Estas primeiras comunidades da Europa enterravam os seus mortos de diferentes formas. Ao longo da costa Atlântica, na Península Ibérica, na Bretanha, nas Ilhas Britânicas e na Escandinávia, os enterramentos coletivos em monumentos megalíticos eram comuns. Na Europa oriental eram habituais sepulturas individuais, por vezes agrupadas em pequenas necrópoles. Em finais do quinto milénio a. C., a agricultura implantara-se completamente. Dado que os povoados tinham aumentado em tamanho e número, as redes comerciais alargaram-se e a quantidade de objetos aumentou. Estes desenvolvimentos levaram ao aparecimento de novos tipos de sociedade e tecnologia, as comunidades neolíticas deram origem à hierarquia, sociedades que utilizavam metais, as idades do Cobre e Bronze.
Os primeiros agricultores do subcontinente indiano datam do 7º milénio a. C.. Esta zona de transição entre as montanhas do Baluquistão (no atual Paquistão) e as planícies indo-gangéticas oferece um grande leque de recursos: as terras altas são favoráveis às culturas de verão, enquanto que a planície de Kacchi pode ser represada de forma a regular os caudais de água, permitindo assim o cultivo de cereais.

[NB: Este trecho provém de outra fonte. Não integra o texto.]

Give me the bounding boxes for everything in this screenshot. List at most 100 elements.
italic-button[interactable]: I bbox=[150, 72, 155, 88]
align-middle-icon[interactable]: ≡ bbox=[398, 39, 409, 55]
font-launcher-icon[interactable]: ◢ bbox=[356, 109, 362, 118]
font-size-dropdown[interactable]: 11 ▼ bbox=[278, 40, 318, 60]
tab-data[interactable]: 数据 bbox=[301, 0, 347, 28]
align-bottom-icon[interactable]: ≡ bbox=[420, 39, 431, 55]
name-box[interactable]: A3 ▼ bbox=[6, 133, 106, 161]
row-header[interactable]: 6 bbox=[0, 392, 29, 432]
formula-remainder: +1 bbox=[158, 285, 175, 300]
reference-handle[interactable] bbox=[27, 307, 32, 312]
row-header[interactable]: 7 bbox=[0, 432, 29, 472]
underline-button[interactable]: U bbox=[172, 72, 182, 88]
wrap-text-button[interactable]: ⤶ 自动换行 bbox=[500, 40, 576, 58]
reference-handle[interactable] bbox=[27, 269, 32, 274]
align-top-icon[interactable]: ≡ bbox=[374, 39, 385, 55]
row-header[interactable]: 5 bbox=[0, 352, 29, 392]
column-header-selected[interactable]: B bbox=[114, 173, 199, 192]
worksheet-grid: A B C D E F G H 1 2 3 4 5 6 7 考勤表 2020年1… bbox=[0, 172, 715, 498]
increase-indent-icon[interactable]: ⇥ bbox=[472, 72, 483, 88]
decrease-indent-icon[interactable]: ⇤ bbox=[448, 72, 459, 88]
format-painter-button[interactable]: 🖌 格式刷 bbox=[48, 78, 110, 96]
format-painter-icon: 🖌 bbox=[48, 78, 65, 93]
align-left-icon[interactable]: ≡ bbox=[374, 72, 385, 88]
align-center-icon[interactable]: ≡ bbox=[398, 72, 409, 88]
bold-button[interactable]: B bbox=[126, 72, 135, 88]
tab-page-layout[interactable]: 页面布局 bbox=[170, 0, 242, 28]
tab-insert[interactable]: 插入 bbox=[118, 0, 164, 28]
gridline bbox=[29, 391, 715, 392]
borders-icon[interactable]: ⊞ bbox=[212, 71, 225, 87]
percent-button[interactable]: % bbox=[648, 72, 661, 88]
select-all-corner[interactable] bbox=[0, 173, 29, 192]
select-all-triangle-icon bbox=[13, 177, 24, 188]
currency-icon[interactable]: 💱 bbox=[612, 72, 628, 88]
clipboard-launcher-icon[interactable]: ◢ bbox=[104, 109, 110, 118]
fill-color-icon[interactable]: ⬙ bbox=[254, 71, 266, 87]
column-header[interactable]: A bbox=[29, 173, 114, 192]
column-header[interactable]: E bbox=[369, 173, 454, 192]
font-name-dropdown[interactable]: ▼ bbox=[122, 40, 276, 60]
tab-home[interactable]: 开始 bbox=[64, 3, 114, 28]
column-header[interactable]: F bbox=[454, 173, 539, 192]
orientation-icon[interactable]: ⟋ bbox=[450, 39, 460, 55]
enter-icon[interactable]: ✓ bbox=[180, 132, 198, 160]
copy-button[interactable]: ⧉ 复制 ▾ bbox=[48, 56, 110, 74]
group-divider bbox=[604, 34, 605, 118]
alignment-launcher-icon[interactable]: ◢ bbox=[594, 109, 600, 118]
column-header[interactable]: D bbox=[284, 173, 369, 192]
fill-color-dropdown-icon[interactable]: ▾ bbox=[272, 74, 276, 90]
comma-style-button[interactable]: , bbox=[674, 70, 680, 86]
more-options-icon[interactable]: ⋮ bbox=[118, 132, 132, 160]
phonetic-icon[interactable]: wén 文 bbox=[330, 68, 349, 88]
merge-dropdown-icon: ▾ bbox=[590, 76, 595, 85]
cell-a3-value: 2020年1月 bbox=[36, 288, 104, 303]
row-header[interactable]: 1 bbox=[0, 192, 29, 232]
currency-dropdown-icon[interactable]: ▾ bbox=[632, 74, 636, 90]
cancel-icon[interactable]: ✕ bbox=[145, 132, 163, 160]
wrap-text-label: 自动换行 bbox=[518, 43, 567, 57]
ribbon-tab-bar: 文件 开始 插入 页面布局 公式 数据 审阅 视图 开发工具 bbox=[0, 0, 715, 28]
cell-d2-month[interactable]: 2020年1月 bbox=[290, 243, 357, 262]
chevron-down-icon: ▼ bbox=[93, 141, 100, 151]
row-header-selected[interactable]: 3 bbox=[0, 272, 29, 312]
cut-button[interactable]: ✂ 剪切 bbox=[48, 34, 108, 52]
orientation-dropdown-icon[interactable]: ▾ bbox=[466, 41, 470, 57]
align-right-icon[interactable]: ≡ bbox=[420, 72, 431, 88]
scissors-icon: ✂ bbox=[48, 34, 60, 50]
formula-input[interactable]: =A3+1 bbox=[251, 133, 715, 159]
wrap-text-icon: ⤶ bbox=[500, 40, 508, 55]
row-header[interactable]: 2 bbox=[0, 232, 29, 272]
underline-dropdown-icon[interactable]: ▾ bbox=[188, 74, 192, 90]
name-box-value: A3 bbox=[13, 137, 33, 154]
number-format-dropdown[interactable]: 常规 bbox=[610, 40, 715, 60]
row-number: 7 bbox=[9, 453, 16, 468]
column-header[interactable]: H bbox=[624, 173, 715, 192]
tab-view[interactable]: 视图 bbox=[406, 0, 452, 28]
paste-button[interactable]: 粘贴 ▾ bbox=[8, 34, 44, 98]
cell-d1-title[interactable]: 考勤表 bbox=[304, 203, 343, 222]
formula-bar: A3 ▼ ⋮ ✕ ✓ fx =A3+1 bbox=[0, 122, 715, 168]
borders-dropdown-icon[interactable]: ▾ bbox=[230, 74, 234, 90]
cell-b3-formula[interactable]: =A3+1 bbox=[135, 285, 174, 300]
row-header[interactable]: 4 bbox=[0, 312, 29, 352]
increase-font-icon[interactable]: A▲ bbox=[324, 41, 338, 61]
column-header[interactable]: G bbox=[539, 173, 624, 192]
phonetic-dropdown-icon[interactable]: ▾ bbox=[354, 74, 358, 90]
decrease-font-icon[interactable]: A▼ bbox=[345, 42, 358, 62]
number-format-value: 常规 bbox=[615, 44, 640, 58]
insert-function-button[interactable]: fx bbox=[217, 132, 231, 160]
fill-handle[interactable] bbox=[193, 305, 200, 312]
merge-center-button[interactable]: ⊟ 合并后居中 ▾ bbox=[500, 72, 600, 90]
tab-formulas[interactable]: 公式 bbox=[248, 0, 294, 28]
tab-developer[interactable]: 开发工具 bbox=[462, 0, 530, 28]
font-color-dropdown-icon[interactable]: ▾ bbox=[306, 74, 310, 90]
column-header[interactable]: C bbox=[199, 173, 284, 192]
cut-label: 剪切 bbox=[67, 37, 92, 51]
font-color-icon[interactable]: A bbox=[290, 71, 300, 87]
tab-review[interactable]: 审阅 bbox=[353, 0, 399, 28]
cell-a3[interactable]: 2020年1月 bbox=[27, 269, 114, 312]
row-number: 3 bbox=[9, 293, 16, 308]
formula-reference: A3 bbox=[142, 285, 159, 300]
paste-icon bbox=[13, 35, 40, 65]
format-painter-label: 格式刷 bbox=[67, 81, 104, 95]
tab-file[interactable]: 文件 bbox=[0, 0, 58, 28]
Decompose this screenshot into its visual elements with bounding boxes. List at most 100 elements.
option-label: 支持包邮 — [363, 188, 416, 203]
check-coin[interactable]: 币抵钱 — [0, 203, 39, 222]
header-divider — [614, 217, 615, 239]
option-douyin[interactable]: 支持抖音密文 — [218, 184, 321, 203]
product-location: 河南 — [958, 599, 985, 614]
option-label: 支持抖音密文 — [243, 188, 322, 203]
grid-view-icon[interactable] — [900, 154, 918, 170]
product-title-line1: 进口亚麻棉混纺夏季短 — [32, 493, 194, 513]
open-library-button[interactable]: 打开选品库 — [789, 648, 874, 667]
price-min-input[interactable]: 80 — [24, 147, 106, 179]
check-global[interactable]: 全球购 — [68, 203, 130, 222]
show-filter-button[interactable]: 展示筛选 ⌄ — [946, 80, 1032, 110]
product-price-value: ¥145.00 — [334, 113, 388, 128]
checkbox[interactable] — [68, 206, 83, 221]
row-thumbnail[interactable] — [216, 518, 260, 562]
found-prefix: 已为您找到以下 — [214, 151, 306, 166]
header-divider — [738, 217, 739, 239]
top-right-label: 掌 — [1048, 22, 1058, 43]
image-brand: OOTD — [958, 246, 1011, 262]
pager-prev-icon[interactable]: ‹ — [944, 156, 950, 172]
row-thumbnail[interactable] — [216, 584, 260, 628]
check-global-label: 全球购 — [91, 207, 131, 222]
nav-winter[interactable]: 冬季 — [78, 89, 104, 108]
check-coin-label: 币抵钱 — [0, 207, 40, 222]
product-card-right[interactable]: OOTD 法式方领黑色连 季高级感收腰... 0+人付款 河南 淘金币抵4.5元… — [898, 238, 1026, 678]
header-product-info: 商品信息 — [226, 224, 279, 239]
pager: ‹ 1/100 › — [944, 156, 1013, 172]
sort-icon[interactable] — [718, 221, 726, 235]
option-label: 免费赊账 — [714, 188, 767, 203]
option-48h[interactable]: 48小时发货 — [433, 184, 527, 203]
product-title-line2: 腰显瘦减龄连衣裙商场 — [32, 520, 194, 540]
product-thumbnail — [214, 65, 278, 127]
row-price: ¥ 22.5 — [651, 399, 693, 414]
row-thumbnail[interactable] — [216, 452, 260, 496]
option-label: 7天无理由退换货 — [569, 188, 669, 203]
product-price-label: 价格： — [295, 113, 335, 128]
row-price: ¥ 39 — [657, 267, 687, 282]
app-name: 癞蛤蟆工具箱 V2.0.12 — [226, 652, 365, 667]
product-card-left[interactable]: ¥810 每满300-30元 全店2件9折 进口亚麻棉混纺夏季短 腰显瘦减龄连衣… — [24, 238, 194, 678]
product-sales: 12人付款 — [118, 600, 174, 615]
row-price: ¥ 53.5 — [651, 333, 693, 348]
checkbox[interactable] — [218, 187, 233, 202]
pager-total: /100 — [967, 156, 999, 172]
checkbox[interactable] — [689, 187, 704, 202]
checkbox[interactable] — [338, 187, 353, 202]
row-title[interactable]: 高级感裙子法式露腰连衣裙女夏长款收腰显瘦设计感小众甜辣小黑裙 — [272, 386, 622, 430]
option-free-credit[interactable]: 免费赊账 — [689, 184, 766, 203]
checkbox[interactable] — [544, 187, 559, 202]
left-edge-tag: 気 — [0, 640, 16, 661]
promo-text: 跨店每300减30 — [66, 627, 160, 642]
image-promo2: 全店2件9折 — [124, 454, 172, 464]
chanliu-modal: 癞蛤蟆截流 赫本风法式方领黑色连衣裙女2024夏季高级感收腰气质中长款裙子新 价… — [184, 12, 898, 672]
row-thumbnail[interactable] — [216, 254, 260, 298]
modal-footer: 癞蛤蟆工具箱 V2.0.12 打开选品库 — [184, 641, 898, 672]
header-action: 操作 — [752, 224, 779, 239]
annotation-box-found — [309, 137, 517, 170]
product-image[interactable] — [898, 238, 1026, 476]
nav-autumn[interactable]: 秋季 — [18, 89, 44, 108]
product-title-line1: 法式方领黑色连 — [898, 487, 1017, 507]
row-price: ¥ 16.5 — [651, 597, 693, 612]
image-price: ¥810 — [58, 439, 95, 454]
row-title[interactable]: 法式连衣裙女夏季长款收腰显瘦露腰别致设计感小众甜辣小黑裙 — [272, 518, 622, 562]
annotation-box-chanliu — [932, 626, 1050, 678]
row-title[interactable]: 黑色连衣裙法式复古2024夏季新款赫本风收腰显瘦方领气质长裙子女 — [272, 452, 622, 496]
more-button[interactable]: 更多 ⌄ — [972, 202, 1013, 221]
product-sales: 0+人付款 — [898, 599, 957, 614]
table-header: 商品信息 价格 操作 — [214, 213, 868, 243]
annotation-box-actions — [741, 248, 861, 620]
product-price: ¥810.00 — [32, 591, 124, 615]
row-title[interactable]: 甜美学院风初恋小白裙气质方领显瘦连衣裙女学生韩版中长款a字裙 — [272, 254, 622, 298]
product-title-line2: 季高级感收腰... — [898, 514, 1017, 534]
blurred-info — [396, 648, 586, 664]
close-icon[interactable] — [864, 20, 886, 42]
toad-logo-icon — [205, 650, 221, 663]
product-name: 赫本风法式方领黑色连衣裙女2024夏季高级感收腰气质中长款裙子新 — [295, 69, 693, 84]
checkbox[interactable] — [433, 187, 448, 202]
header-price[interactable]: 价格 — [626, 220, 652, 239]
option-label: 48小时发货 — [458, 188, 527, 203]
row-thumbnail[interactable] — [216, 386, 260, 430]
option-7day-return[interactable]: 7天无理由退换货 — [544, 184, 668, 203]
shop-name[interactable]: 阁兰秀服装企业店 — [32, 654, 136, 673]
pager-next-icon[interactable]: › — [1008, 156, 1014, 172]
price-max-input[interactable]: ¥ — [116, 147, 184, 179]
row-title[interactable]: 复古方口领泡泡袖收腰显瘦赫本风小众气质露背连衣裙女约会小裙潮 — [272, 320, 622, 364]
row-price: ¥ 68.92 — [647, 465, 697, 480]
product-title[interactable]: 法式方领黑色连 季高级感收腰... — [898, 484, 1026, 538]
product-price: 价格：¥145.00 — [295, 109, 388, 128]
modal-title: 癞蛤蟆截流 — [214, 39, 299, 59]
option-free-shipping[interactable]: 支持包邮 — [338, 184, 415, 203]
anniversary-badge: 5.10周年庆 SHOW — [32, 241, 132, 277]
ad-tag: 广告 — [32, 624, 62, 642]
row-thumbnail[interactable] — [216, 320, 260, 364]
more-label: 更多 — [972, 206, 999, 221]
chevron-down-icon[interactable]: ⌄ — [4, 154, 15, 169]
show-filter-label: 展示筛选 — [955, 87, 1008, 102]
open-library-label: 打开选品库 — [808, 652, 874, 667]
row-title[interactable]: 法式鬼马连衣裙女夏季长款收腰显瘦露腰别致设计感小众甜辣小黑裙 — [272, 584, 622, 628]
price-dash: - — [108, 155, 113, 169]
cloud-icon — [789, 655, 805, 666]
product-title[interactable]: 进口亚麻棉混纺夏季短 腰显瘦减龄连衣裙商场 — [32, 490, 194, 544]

Os progenitores selvagens do trigo, cevada, gado, ovelha e carneiros foram todos encontrados nesta área, os nódulos de sílex trazidos pelo rio Bolan providenciavam a matéria-prima para os utensílios, e as rotas comerciais abriram caminho para a Ásia Central, assim como para a planície indo-gangética.
O desenvolvimento da pastorícia e do cultivo de cereais reflete-se na composição dos restos da fauna e da flora em Mehrgarh, evidenciando um desenvolvimento autónomo.
Por volta do sexto milénio começou a utilizar-se a cerâmica, e surgem as primeiras estruturas de armazenamento nas aldeias. Matérias-primas para ofícios especializados, tais como a manufatura de objetos em osso, eram ali armazenadas - a emergência de uma classe de artesãos especializados demonstra o grau de organização social e administrativa.
A transição gradual da caça e recoleção para a agricultura e economia animal é observável em sítios como Chopani-Mando e Mahagara, com o início do cultivo de arroz provavelmente no quinto milénio. Este período também revela os inícios da estratificação social, refletida na diferente dimensão das casas individuais e nas contrastantes quantidades de artefactos nelas encontrados. Ao mesmo tempo, sítios como Sarai-Nahar-Rai e Mahadaha são evidência das primeiras explorações das planícies aluviais do Vale do Ganges por imigrantes sazonais sediados em Vindhyas.
As alterações sociais e económicas que se operaram em Vindhyas foram tão importantes para a civilização do Ganges, como as aldeias neolíticas do Baluquistão o foram para as cidades do Indo.